And where is a person likely to encounter deer ticks? Where the deer are: shady places, particularly at the forest edge where deer feed. She says adult ticks typically fall off a deer where it beds down. They lay their eggs there, and when the tiny nymphs hitch they like to feed on small mammals. Here’s where the other deer tick host, the white-footed mouse, enters the picture.

As adults, the deer ticks tend to climb up on taller grasses and “quest.” Gangloff-Kaufman says, “that’s when they reach their arms out and wait for a passing host, either a person or a deer and latch on.” 

The ticks are tiny, but it’s important to check yourself and your pets when you come in from the outdoors. They like to hide under clothing, at your hairline, around your waist, anywhere they’re sheltered. If they do bite, there’s a window of 24 to 36 hourse before they become “embedded” and release saliva that carries the Lyme disease and other bacteria.
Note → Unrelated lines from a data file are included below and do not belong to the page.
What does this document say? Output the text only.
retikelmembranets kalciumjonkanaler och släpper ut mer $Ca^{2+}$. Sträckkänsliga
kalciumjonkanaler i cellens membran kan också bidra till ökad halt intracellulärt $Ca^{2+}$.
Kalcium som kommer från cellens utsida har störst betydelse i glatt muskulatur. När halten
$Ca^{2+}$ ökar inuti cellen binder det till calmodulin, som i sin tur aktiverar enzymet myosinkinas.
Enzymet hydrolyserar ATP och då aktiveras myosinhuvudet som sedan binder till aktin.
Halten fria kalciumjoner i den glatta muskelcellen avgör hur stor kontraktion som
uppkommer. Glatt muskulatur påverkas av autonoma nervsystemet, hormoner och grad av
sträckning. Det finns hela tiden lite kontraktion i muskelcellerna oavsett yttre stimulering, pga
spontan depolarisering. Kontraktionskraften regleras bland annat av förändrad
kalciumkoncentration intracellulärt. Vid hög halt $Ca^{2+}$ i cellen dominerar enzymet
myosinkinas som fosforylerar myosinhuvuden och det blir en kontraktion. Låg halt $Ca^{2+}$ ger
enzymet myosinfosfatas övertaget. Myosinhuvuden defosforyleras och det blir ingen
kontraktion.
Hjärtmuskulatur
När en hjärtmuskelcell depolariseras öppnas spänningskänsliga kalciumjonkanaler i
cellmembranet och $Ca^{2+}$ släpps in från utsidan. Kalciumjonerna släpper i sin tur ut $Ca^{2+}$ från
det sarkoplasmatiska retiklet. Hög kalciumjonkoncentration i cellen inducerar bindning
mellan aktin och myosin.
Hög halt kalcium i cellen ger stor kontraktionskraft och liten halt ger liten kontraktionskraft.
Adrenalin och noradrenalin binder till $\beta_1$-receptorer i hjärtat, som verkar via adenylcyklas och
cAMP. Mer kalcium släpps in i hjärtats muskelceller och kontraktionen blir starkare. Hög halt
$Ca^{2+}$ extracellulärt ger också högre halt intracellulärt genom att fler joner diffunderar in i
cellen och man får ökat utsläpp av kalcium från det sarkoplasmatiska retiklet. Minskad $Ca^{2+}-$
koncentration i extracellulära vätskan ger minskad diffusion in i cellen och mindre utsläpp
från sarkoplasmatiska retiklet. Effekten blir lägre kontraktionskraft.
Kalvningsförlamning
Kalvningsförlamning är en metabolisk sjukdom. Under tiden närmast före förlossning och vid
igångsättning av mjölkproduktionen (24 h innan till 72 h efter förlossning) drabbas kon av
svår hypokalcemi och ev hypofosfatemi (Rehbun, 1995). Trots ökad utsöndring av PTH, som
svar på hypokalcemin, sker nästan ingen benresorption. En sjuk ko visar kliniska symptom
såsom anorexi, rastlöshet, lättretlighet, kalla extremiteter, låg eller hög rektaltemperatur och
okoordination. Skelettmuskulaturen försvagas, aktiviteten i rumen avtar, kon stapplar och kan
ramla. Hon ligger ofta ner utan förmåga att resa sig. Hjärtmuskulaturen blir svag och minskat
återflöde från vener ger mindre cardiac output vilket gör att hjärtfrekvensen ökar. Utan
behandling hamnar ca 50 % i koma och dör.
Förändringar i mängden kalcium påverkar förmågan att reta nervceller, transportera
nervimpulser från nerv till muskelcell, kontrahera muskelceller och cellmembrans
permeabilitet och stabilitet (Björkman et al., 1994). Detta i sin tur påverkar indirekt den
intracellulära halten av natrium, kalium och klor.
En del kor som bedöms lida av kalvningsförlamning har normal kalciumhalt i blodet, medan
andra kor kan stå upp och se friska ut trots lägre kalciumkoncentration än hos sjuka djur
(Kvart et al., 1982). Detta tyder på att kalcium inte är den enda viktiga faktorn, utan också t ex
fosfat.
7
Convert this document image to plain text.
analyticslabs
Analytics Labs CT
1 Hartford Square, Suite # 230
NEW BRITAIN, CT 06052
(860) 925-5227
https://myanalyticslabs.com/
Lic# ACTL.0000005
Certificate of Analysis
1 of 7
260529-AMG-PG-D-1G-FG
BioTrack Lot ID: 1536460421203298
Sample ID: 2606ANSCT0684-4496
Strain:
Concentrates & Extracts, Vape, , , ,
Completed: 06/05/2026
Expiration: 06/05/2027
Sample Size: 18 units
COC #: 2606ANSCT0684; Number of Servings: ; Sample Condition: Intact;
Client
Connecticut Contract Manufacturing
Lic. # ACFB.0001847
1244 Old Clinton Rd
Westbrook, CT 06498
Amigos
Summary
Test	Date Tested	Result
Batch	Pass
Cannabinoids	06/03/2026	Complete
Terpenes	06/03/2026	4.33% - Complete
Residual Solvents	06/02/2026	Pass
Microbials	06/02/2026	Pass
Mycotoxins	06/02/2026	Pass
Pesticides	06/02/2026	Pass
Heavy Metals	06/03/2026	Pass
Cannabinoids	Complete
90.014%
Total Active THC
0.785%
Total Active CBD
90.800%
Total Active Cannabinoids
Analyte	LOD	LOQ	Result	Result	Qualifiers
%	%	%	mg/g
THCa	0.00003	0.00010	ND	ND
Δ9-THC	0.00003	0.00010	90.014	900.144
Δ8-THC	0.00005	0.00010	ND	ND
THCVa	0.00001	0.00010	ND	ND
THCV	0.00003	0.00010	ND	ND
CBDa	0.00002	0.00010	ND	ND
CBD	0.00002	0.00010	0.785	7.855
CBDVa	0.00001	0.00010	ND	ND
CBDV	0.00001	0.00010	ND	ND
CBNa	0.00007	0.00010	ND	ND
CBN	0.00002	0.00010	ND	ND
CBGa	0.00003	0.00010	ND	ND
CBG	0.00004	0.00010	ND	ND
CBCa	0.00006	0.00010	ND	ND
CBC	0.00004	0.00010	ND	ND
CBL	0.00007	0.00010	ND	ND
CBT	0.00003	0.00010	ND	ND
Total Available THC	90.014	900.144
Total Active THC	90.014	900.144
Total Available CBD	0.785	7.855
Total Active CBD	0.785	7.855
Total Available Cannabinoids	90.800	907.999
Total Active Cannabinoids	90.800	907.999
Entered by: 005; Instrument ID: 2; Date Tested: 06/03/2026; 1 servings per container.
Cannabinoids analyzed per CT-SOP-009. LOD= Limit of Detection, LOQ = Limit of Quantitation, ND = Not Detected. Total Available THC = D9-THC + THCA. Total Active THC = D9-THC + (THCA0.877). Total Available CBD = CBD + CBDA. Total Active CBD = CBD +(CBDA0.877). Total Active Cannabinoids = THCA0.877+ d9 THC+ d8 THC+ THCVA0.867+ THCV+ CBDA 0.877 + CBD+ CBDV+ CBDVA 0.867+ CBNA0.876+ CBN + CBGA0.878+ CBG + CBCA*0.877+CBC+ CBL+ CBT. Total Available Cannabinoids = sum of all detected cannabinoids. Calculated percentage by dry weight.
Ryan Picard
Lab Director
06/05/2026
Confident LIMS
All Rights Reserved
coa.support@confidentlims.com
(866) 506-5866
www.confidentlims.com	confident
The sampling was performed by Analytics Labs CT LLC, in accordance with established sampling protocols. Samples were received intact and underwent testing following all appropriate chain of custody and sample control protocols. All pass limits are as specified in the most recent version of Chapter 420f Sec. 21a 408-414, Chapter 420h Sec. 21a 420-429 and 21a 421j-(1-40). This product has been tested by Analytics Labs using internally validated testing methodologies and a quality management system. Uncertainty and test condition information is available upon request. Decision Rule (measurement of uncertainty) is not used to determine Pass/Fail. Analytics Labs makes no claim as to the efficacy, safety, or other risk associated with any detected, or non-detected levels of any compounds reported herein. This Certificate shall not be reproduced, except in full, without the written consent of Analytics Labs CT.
Gangloff-Kaufman uses DEET-based repellents, spraying her shoes and clothing before going into tick-infested areas. But on Long Island where she lives and works, she says, ticks are such a problem that there are places she just doesn’t go anymore.


Tick Prevention Tips:

  • Wear light-colored clothing with long pants and sleeves.
  • Tuck your pants into your socks, and your shirt into your pants.
  • Use spray repellants as directed on the label.
  • Walk along the center of trails to avoid contact with shrubs or brush.
  • Conduct frequent clothing checks, and carefully inspect your body for ticks.
  • Once home, dry clothing on the highest temperature setting for 10 minutes to kill any ticks.
  • Keep pets from tick infested areas and check them before entering the house.
  • Mow lawns and remove lawn debris and leaf litter.
  • Discourage rodents by reducing cover (e.g., wood piles) and food sources (e.g., bird seed, compost).
  • Move lawn furniture and children’s toys away from the yard edges and wooded areas.